Match with forward slash and dash


(Jake He) #1

Hi,

I am trying for find the best way to index addresses.

The problem is that I get no match when input search have forward slash.

For example: I get no match for 1/3 example st.

I think the problem is the whitespace tokenizer produce this [1/3, example, st]. But I need [1,/,3,example,st]

How do I build a custom tokenizer to tokenize base up whitespace and forward slash?
This is what I have.

    client.indices.create({
        index: 'address',
        body: {
            settings: {
                analysis: {
                    analyzer: {
                        address_analyzer: {
                            type: "custom",
                            tokenizer: "whitespace",
                            filter: [
                                "lowercase",
                                "asciifolding",
                                "synonym"
                            ]
                        }
                    },
                    filter: {
                        synonym: {
                            type: "synonym",
                            synonyms_path: "analysis/street_types.txt"
                        }
                    }
                }

            }
        }
        client.indices.putMapping({
            index: 'address',
            type: 'singleAddress',
            body: {
                properties: {
                    suggest: {
                        type: "completion",
                        analyzer: "address_analyzer",
                        preserve_separators: "false"
                    }
                }
            }
        });

(Igor Motov) #2

If you want really powerful, but potentially slow solution you can write your own regex base tokenizer.

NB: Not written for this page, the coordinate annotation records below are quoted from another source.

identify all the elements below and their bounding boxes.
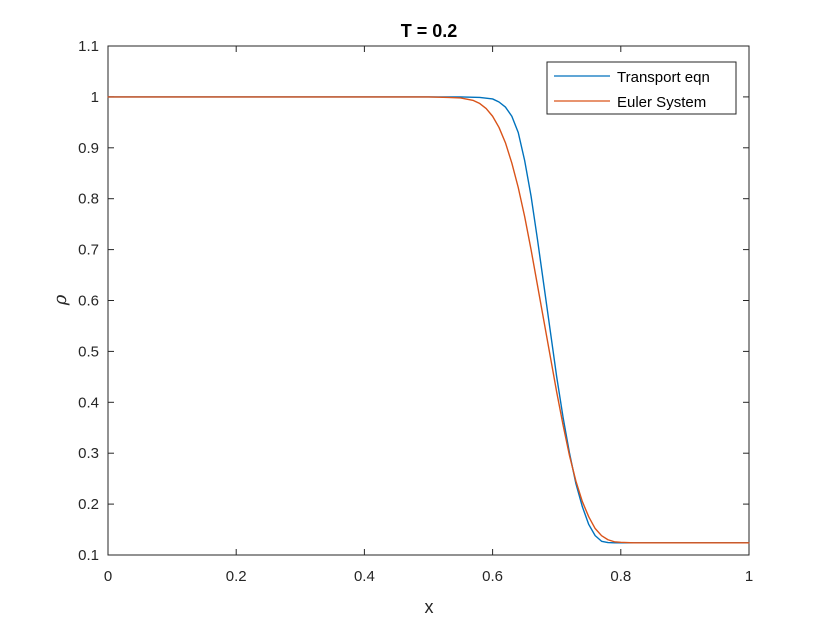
- y-tick-label: 0.9: [78, 140, 99, 157]
- x-tick-label: 0: [104, 568, 112, 585]
- y-tick-label: 0.4: [78, 394, 99, 411]
- legend-label-transport: Transport eqn: [617, 69, 710, 86]
- y-axis-label: ρ: [50, 294, 71, 306]
- y-axis: 0.1 0.2 0.3 0.4 0.5 0.6 0.7 0.8 0.9 1 1.1: [78, 38, 749, 564]
- x-axis: 0 0.2 0.4 0.6 0.8 1: [104, 46, 753, 585]
- x-tick-label: 0.8: [610, 568, 631, 585]
- x-tick-label: 0.2: [226, 568, 247, 585]
- y-tick-label: 0.1: [78, 547, 99, 564]
- legend: Transport eqn Euler System: [546, 61, 737, 115]
- y-tick-label: 1: [91, 89, 99, 106]
- x-axis-label: x: [425, 597, 434, 617]
- legend-box: [546, 61, 737, 115]
- y-tick-label: 0.7: [78, 242, 99, 259]
- legend-label-euler: Euler System: [617, 94, 706, 111]
- x-tick-label: 0.6: [482, 568, 503, 585]
- y-tick-label: 0.2: [78, 496, 99, 513]
- axes-box: [107, 45, 750, 556]
- chart-title: T = 0.2: [401, 21, 458, 41]
- y-tick-label: 0.3: [78, 445, 99, 462]
- x-tick-label: 0.4: [354, 568, 375, 585]
- x-tick-label: 1: [745, 568, 753, 585]
- y-tick-label: 0.5: [78, 343, 99, 360]
- plot-area: [107, 45, 750, 556]
- y-tick-label: 0.6: [78, 293, 99, 310]
- y-tick-label: 0.8: [78, 191, 99, 208]
- series-layer: [107, 96, 750, 544]
- y-tick-label: 1.1: [78, 38, 99, 55]
- series-line-euler: [107, 96, 750, 544]
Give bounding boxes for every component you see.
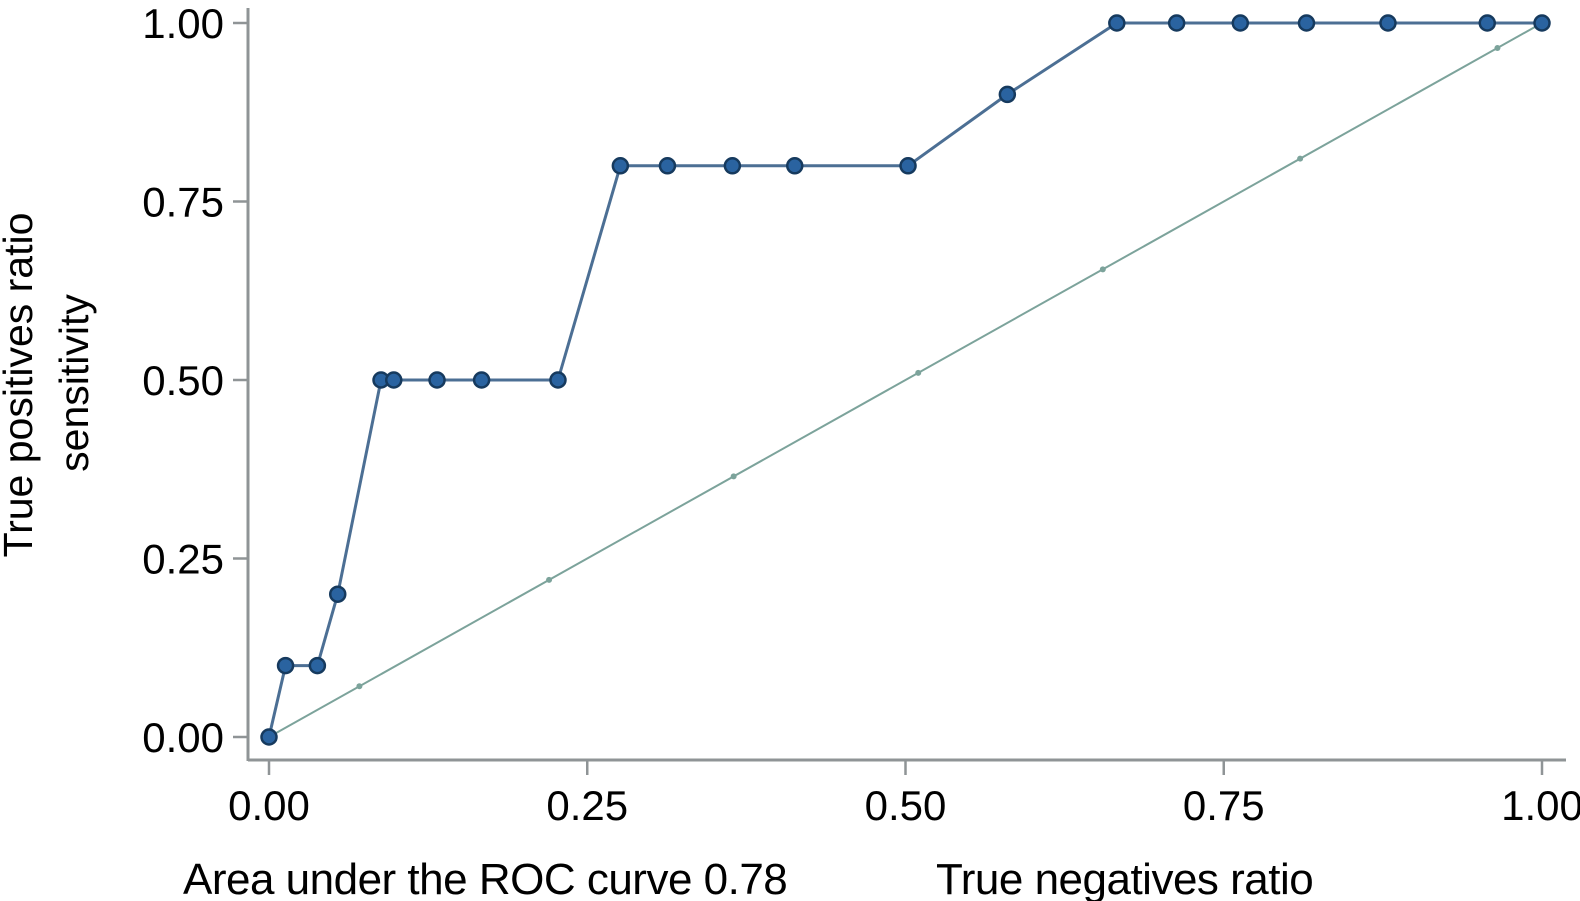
roc-data-point — [1379, 14, 1397, 32]
axes — [246, 8, 1566, 762]
y-tick-label: 0.75 — [142, 179, 224, 226]
auc-caption: Area under the ROC curve 0.78 — [183, 855, 787, 901]
y-tick-label: 1.00 — [142, 0, 224, 47]
y-tick-label: 0.00 — [142, 714, 224, 761]
reference-line-dot — [546, 576, 553, 583]
reference-line-dot — [1494, 44, 1501, 51]
roc-data-point — [611, 157, 630, 175]
reference-line-dot — [1297, 155, 1304, 162]
x-tick-label: 0.50 — [865, 782, 947, 829]
roc-data-point — [658, 157, 677, 175]
roc-data-point — [1533, 14, 1551, 32]
roc-data-point — [1297, 14, 1316, 32]
roc-data-point — [1167, 14, 1186, 32]
roc-data-point — [385, 371, 403, 389]
reference-line-dot — [915, 369, 922, 376]
roc-data-point — [276, 656, 295, 675]
reference-line-dot — [1099, 266, 1106, 273]
reference-line-dot — [356, 683, 363, 690]
reference-series — [268, 22, 1543, 738]
x-tick-label: 1.00 — [1501, 782, 1580, 829]
reference-line — [268, 22, 1543, 738]
reference-line-dot — [730, 473, 737, 480]
x-tick-label: 0.75 — [1183, 782, 1265, 829]
x-tick-label: 0.25 — [546, 782, 628, 829]
y-axis-title-line2: sensitivity — [51, 294, 97, 472]
roc-data-point — [260, 728, 278, 746]
roc-data-point — [998, 85, 1017, 104]
roc-data-point — [1108, 14, 1126, 32]
roc-data-point — [472, 371, 491, 389]
roc-line — [267, 21, 1542, 738]
roc-data-point — [1478, 14, 1497, 32]
roc-data-point — [328, 585, 347, 603]
roc-data-point — [899, 157, 917, 175]
y-tick-label: 0.50 — [142, 357, 224, 404]
x-tick-label: 0.00 — [228, 782, 310, 829]
roc-series — [260, 14, 1551, 746]
y-tick-label: 0.25 — [142, 536, 224, 583]
y-axis-ticks: 0.00 0.25 0.50 0.75 1.00 — [142, 0, 248, 761]
y-axis-title-line1: True positives ratio — [0, 213, 41, 558]
x-axis-ticks: 0.00 0.25 0.50 0.75 1.00 — [228, 760, 1580, 829]
roc-data-point — [428, 371, 446, 389]
roc-data-point — [308, 656, 327, 675]
roc-data-point — [549, 371, 567, 389]
roc-data-point — [785, 157, 804, 175]
roc-data-point — [723, 157, 742, 175]
roc-data-point — [1231, 14, 1250, 32]
x-axis-title: True negatives ratio — [936, 855, 1313, 901]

But the simplest way would be to replace symbols like / with special tokens. For example:

POST _analyze
{
  "char_filter": [{
          "type": "mapping",
          "mappings": [
            "/ => -_slash_-"
          ]
        }],
  "tokenizer": "standard", 
  "text": "1/3 example st"
}

will produce 1, _slash_, 3, example, st


(system) #3

This topic was automatically closed 28 days after the last reply. New replies are no longer allowed.